Bot Armies and Automated Threats
From Akamai’s vantage point, the threat landscape is intensifying. AI bots are proliferating at an alarming rate. Criminal AI services like Fraud GPT and Worm GPT have democratized sophisticated attacks. Social engineering attacks that once required cultural fluency and language skills are now trivial to execute with Gen AI assistance.
Vibe coding—using AI to write attack code—has lowered the skill barrier dramatically. Attackers who couldn’t code now generate functional exploits through simple prompts. The result is a surge in bot armies conducting continuous, automated attacks.
“The biggest thing we’re seeing is a huge increase of AI bots, and these are attacking continuously,” Winterfeld reveals. “A lot of this is built around scrapers, harvesting information, and having huge impacts on industries like publishing.”

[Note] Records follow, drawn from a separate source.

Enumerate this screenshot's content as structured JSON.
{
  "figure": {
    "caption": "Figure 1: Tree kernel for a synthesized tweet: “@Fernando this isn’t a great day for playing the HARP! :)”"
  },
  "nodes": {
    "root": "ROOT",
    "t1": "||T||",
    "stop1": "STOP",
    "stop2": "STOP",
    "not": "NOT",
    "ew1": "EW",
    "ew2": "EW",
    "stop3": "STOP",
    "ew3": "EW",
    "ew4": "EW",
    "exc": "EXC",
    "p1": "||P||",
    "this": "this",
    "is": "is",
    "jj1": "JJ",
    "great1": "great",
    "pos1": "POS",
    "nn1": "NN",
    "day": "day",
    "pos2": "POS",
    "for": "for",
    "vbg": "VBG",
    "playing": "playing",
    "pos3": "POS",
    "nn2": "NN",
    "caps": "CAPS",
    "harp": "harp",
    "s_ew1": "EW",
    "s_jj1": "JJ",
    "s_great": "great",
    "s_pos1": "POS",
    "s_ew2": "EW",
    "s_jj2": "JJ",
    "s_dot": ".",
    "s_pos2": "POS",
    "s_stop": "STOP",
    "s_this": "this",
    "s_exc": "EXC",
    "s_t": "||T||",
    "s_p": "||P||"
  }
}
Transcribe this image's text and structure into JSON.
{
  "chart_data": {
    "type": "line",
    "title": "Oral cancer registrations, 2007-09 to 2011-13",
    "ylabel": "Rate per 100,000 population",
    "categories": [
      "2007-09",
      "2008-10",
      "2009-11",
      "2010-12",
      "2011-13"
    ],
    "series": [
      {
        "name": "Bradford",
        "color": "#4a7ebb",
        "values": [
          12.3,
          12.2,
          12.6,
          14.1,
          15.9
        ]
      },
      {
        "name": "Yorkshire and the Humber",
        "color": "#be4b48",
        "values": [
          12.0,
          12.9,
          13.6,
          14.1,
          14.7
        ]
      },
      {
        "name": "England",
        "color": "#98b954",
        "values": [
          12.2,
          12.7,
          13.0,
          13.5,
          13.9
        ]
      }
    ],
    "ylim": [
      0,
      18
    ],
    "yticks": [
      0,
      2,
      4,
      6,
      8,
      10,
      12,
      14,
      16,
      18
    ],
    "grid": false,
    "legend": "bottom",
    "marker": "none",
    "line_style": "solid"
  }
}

What This Means for Decision-Makers
Organizations deploying AI capabilities face a stark choice: implement AI-specific security controls or accept unacceptable risk. The OWASP Top 10 for LLMs provides a clear roadmap. AI firewalls, API protection, and DDoS mitigation must work together.
Security teams can’t treat AI systems as just another application. The attack patterns are different, the stakes are higher, and the threat actors are increasingly automated. As Winterfeld’s insights reveal, defenders need visibility, specialized tools, and a clear understanding of AI-specific vulnerabilities to stay ahead.